Five Supreme Court Judges voted to keep the life sentence, with one dissenting and one abstaining, CNN reports. The lone dissenter was Chief Justice Bernette Johnson, who is also the only Black woman on the court, with the rest of the judges being white men.

“This man’s life sentence for a failed attempt to steal a set of three hedge clippers is grossly out of proportion to the crime and serves no legitimate penal purpose,” Johnson wrote in her dissent.
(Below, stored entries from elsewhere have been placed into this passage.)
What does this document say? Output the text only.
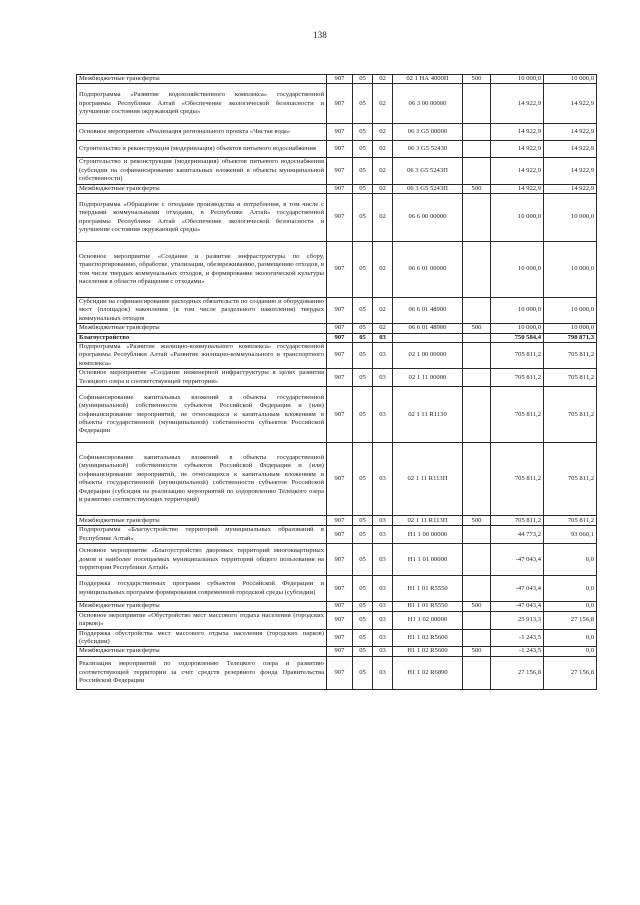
138
Межбюджетные трансферты	907	05	02	02 1 НА 4000П	500	10 000,0	10 000,0
Подпрограмма «Развитие водохозяйственного комплекса» государственной программы Республики Алтай «Обеспечение экологической безопасности и улучшение состояния окружающей среды»	907	05	02	06 3 00 00000		14 922,9	14 922,9
Основное мероприятие «Реализация регионального проекта «Чистая вода»	907	05	02	06 3 G5 00000		14 922,9	14 922,9
Строительство и реконструкция (модернизация) объектов питьевого водоснабжения	907	05	02	06 3 G5 52430		14 922,9	14 922,9
Строительство и реконструкция (модернизация) объектов питьевого водоснабжения (субсидии на софинансирование капитальных вложений в объекты муниципальной собственности)	907	05	02	06 3 G5 5243П		14 922,9	14 922,9
Межбюджетные трансферты	907	05	02	06 3 G5 5243П	500	14 922,9	14 922,9
Подпрограмма «Обращение с отходами производства и потребления, в том числе с твердыми коммунальными отходами, в Республике Алтай» государственной программы Республики Алтай «Обеспечение экологической безопасности и улучшение состояния окружающей среды»	907	05	02	06 6 00 00000		10 000,0	10 000,0
Основное мероприятие «Создание и развитие инфраструктуры по сбору, транспортированию, обработке, утилизации, обезвреживанию, размещению отходов, в том числе твердых коммунальных отходов, и формирование экологической культуры населения в области обращения с отходами»	907	05	02	06 6 01 00000		10 000,0	10 000,0
Субсидии на софинансирование расходных обязательств по созданию и оборудованию мест (площадок) накопления (в том числе раздельного накопления) твердых коммунальных отходов	907	05	02	06 6 01 48900		10 000,0	10 000,0
Межбюджетные трансферты	907	05	02	06 6 01 48900	500	10 000,0	10 000,0
Благоустройство	907	05	03			750 584,4	798 871,3
Подпрограмма «Развитие жилищно-коммунального комплекса» государственной программы Республики Алтай «Развитие жилищно-коммунального и транспортного комплекса»	907	05	03	02 1 00 00000		705 811,2	705 811,2
Основное мероприятие «Создание инженерной инфраструктуры в целях развития Телецкого озера и соответствующей территории»	907	05	03	02 1 11 00000		705 811,2	705 811,2
Софинансирование капитальных вложений в объекты государственной (муниципальной) собственности субъектов Российской Федерации и (или) софинансирование мероприятий, не относящихся к капитальным вложениям в объекты государственной (муниципальной) собственности субъектов Российской Федерации	907	05	03	02 1 11 R1130		705 811,2	705 811,2
Софинансирование капитальных вложений в объекты государственной (муниципальной) собственности субъектов Российской Федерации и (или) софинансирование мероприятий, не относящихся к капитальным вложениям в объекты государственной (муниципальной) собственности субъектов Российской Федерации (субсидия на реализацию мероприятий по оздоровлению Телецкого озера и развитию соответствующих территорий)	907	05	03	02 1 11 R113П		705 811,2	705 811,2
Межбюджетные трансферты	907	05	03	02 1 11 R113П	500	705 811,2	705 811,2
Подпрограмма «Благоустройство территорий муниципальных образований в Республике Алтай»	907	05	03	Н1 1 00 00000		44 773,2	93 060,1
Основное мероприятие «Благоустройство дворовых территорий многоквартирных домов и наиболее посещаемых муниципальных территорий общего пользования на территории Республики Алтай»	907	05	03	Н1 1 01 00000		-47 043,4	0,0
Поддержка государственных программ субъектов Российской Федерации и муниципальных программ формирования современной городской среды (субсидии)	907	05	03	Н1 1 01 R5550		-47 043,4	0,0
Межбюджетные трансферты	907	05	03	Н1 1 01 R5550	500	-47 043,4	0,0
Основное мероприятие «Обустройство мест массового отдыха населения (городских парков)»	907	05	03	Н1 1 02 00000		25 913,3	27 156,8
Поддержка обустройства мест массового отдыха населения (городских парков) (субсидии)	907	05	03	Н1 1 02 R5600		-1 243,5	0,0
Межбюджетные трансферты	907	05	03	Н1 1 02 R5600	500	-1 243,5	0,0
Реализация мероприятий по оздоровлению Телецкого озера и развитию соответствующей территории за счет средств резервного фонда Правительства Российской Федерации	907	05	03	Н1 1 02 R6890		27 156,8	27 156,8
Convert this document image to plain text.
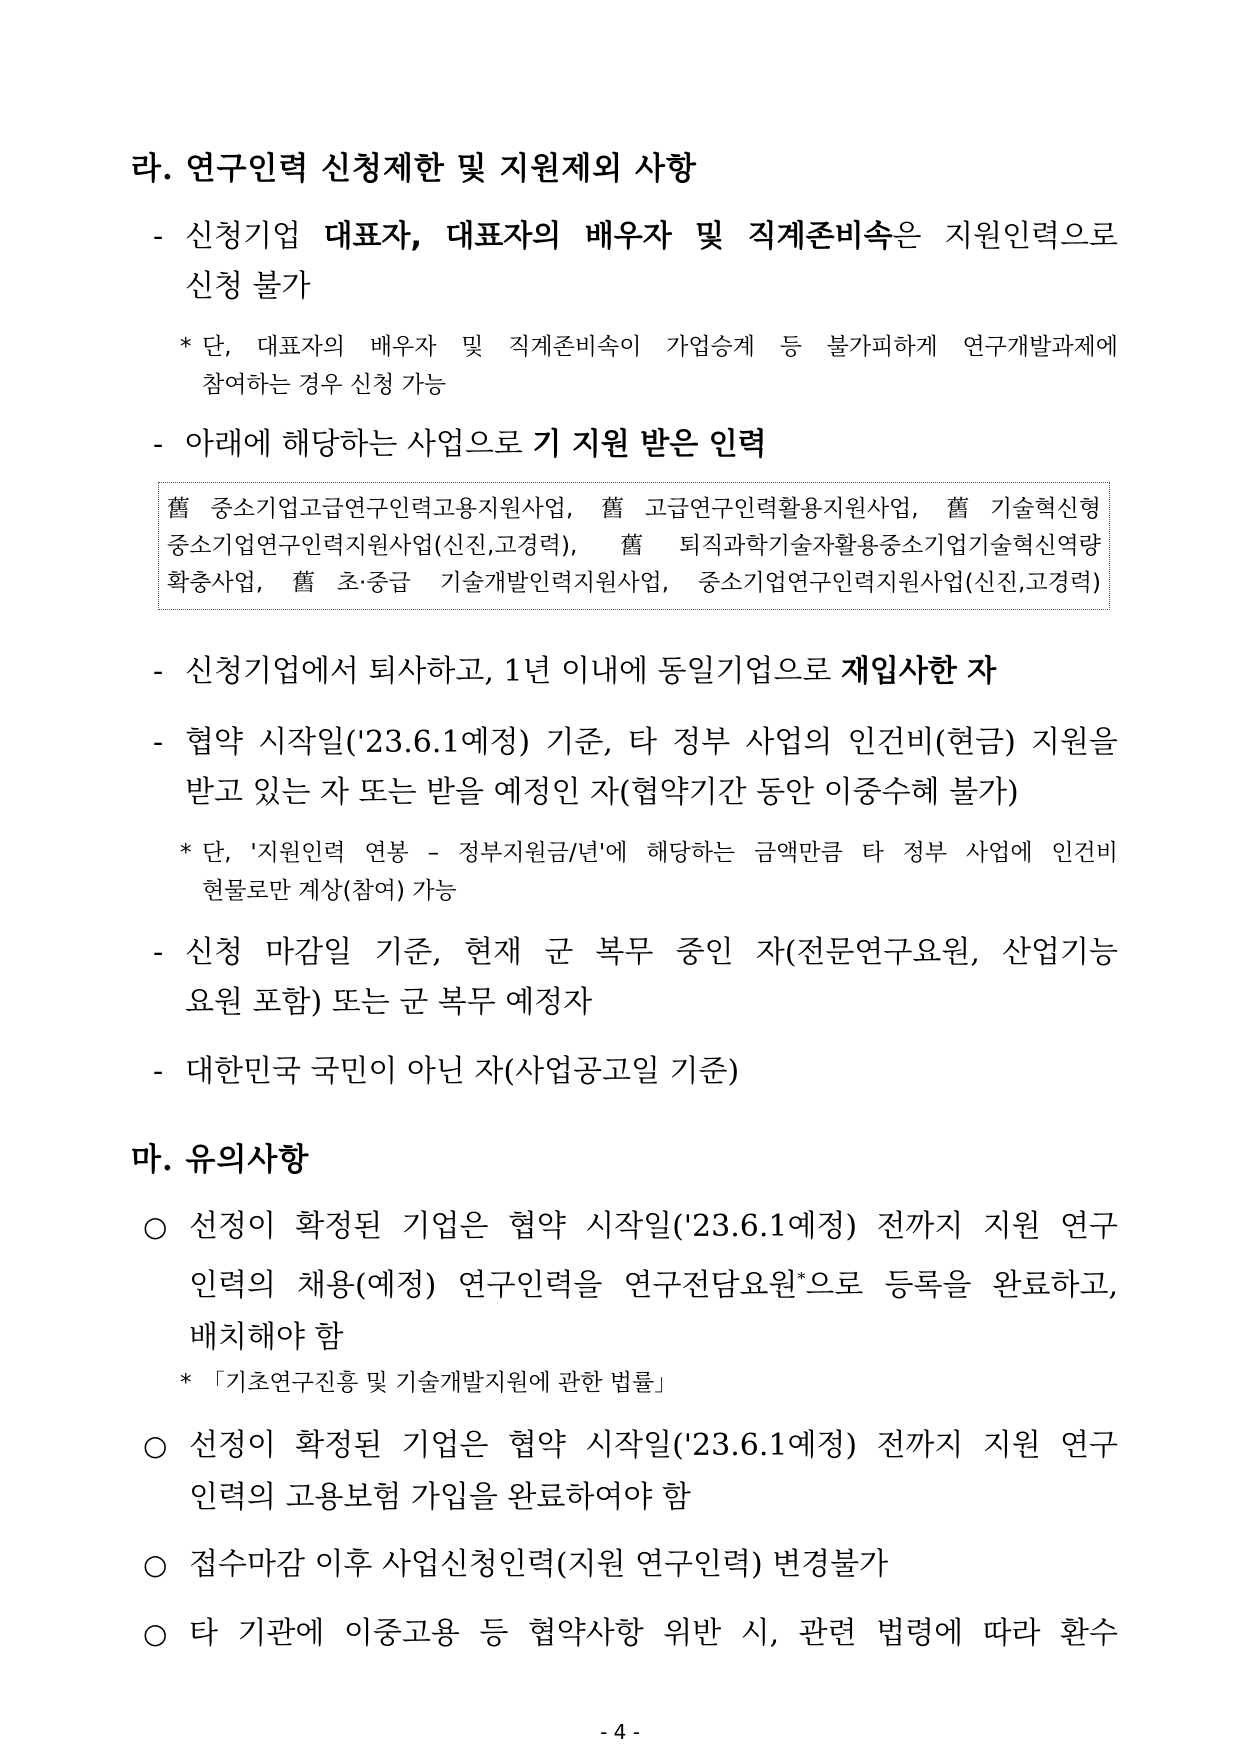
라. 연구인력 신청제한 및 지원제외 사항
- 신청기업 대표자, 대표자의 배우자 및 직계존비속은 지원인력으로
신청 불가
* 단, 대표자의 배우자 및 직계존비속이 가업승계 등 불가피하게 연구개발과제에
참여하는 경우 신청 가능
- 아래에 해당하는 사업으로 기 지원 받은 인력
舊중소기업고급연구인력고용지원사업, 舊고급연구인력활용지원사업, 舊기술혁신형
중소기업연구인력지원사업(신진,고경력), 舊퇴직과학기술자활용중소기업기술혁신역량
확충사업, 舊초·중급 기술개발인력지원사업, 중소기업연구인력지원사업(신진,고경력)
- 신청기업에서 퇴사하고, 1년 이내에 동일기업으로 재입사한 자
- 협약 시작일('23.6.1예정) 기준, 타 정부 사업의 인건비(현금) 지원을
받고 있는 자 또는 받을 예정인 자(협약기간 동안 이중수혜 불가)
* 단, '지원인력 연봉 – 정부지원금/년'에 해당하는 금액만큼 타 정부 사업에 인건비
현물로만 계상(참여) 가능
- 신청 마감일 기준, 현재 군 복무 중인 자(전문연구요원, 산업기능
요원 포함) 또는 군 복무 예정자
- 대한민국 국민이 아닌 자(사업공고일 기준)
마. 유의사항
○ 선정이 확정된 기업은 협약 시작일('23.6.1예정) 전까지 지원 연구
인력의 채용(예정) 연구인력을 연구전담요원*으로 등록을 완료하고,
배치해야 함
* 「기초연구진흥 및 기술개발지원에 관한 법률」
○ 선정이 확정된 기업은 협약 시작일('23.6.1예정) 전까지 지원 연구
인력의 고용보험 가입을 완료하여야 함
○ 접수마감 이후 사업신청인력(지원 연구인력) 변경불가
○ 타 기관에 이중고용 등 협약사항 위반 시, 관련 법령에 따라 환수
- 4 -
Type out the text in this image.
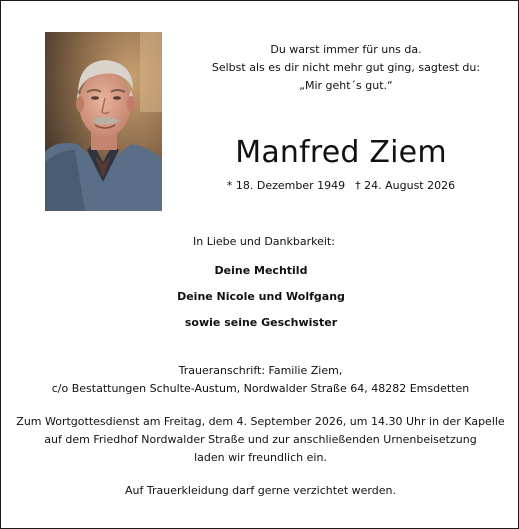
Du warst immer für uns da.
Selbst als es dir nicht mehr gut ging, sagtest du:
„Mir geht´s gut.“
Manfred Ziem
* 18. Dezember 1949 † 24. August 2026
In Liebe und Dankbarkeit:
Deine Mechtild
Deine Nicole und Wolfgang
sowie seine Geschwister
Traueranschrift: Familie Ziem,
c/o Bestattungen Schulte-Austum, Nordwalder Straße 64, 48282 Emsdetten
Zum Wortgottesdienst am Freitag, dem 4. September 2026, um 14.30 Uhr in der Kapelle
auf dem Friedhof Nordwalder Straße und zur anschließenden Urnenbeisetzung
laden wir freundlich ein.
Auf Trauerkleidung darf gerne verzichtet werden.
The other judges upheld the sentence due to the state’s habitual offender law. Bryant was convicted in 1979 for attempted armed robbery. He was convicted again in 1987 for possession of stolen things and attempted forgery of a check worth $150 in 1989. He was also convicted of simple burglary of an inhabited dwelling in 1992 before his 1997 arrest for the hedge clippers.

In her dissent, Johnson argued that habitual offender laws are nothing more than a “modern manifestation” of the Jim Crow-Era Pig Laws. The laws turned minor offenses into felonies, which “criminalized recently emancipated African American citizens by introducing extreme sentences for petty theft associated with poverty,” Johnson wrote.

Johnson also referred to the cost associated with Bryant’s prison sentence, writing Louisiana taxpayers have already spent over $500,000 on the 23 years Bryant has been imprisoned.

“Mr. Bryant’s incarceration has cost Louisiana taxpayers approximately $518,667,” she wrote. “Arrested at 38, Mr. Bryant has already spent nearly 23 years in prison and is now over 60 years old. If he lives another 20 years, Louisiana taxpayers will have paid almost one million dollars to punish Mr. Bryant for his failed effort to steal a set of hedge clippers.”